Вадим успел схватить ее за рукав куртки, предотвращая падение.

— Мира, перестань. Все в порядке, — сказал он.

Его голос тоже был охрипшим. И каким-то странно серьезным. Не слышно ни привычной веселости, ни неповторимой нежности. И капюшон все так же надвинут на лицо. Но он был здесь. Он не уехал. Он пришел. Только это имело значение. Только этого было достаточно, чтобы Мира почувствовала себя самой счастливой на свете…

— Что-то случилось? — спросил он.

— Нет… — тряхнула головой девушка, не совсем понимая, что он имеет в виду. — А что?

— У тебя за столом вид был не совсем радостный! Вернее, совсем не радостный! Ты так вяло ковырялась вилкой в салате… — Вадим улыбнулся.

— Откуда ты… — начала девушка и умолкла. — Ты наблюдал за мной?

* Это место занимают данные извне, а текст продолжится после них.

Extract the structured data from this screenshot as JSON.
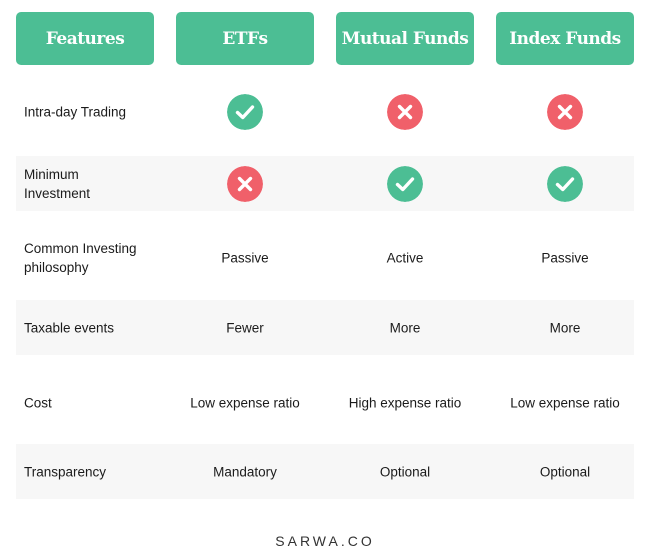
{
  "colors": {
    "accent": "#4cbe94",
    "check": "#4cbe94",
    "cross": "#f0606a",
    "row_shade": "#f7f7f7"
  },
  "headers": [
    "Features",
    "ETFs",
    "Mutual Funds",
    "Index Funds"
  ],
  "rows": [
    {
      "label": "Intra-day Trading",
      "cells": [
        {
          "icon": "check-icon"
        },
        {
          "icon": "cross-icon"
        },
        {
          "icon": "cross-icon"
        }
      ]
    },
    {
      "label": "Minimum Investment",
      "cells": [
        {
          "icon": "cross-icon"
        },
        {
          "icon": "check-icon"
        },
        {
          "icon": "check-icon"
        }
      ]
    },
    {
      "label": "Common Investing philosophy",
      "cells": [
        {
          "text": "Passive"
        },
        {
          "text": "Active"
        },
        {
          "text": "Passive"
        }
      ]
    },
    {
      "label": "Taxable events",
      "cells": [
        {
          "text": "Fewer"
        },
        {
          "text": "More"
        },
        {
          "text": "More"
        }
      ]
    },
    {
      "label": "Cost",
      "cells": [
        {
          "text": "Low expense ratio"
        },
        {
          "text": "High expense ratio"
        },
        {
          "text": "Low expense ratio"
        }
      ]
    },
    {
      "label": "Transparency",
      "cells": [
        {
          "text": "Mandatory"
        },
        {
          "text": "Optional"
        },
        {
          "text": "Optional"
        }
      ]
    }
  ],
  "footer": "SARWA.CO"
}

Не зря ей чудился чей-то взгляд.

— Я ждал, пока ты выйдешь…

— Я думала, ты уехал! Я так хотела, чтобы ты пришел, но поверить в то, что ты останешься в Новый год один на хуторе, было сложно!

— Почему один? Я надеялся, что ты составишь мне компанию. Теперь, когда… В общем, теперь, когда ты все равно уже видела меня, изображать таинственность, встречаться и мерзнуть в лесу бессмысленно. Пойдешь со мной на хутор? — медленно произнес он.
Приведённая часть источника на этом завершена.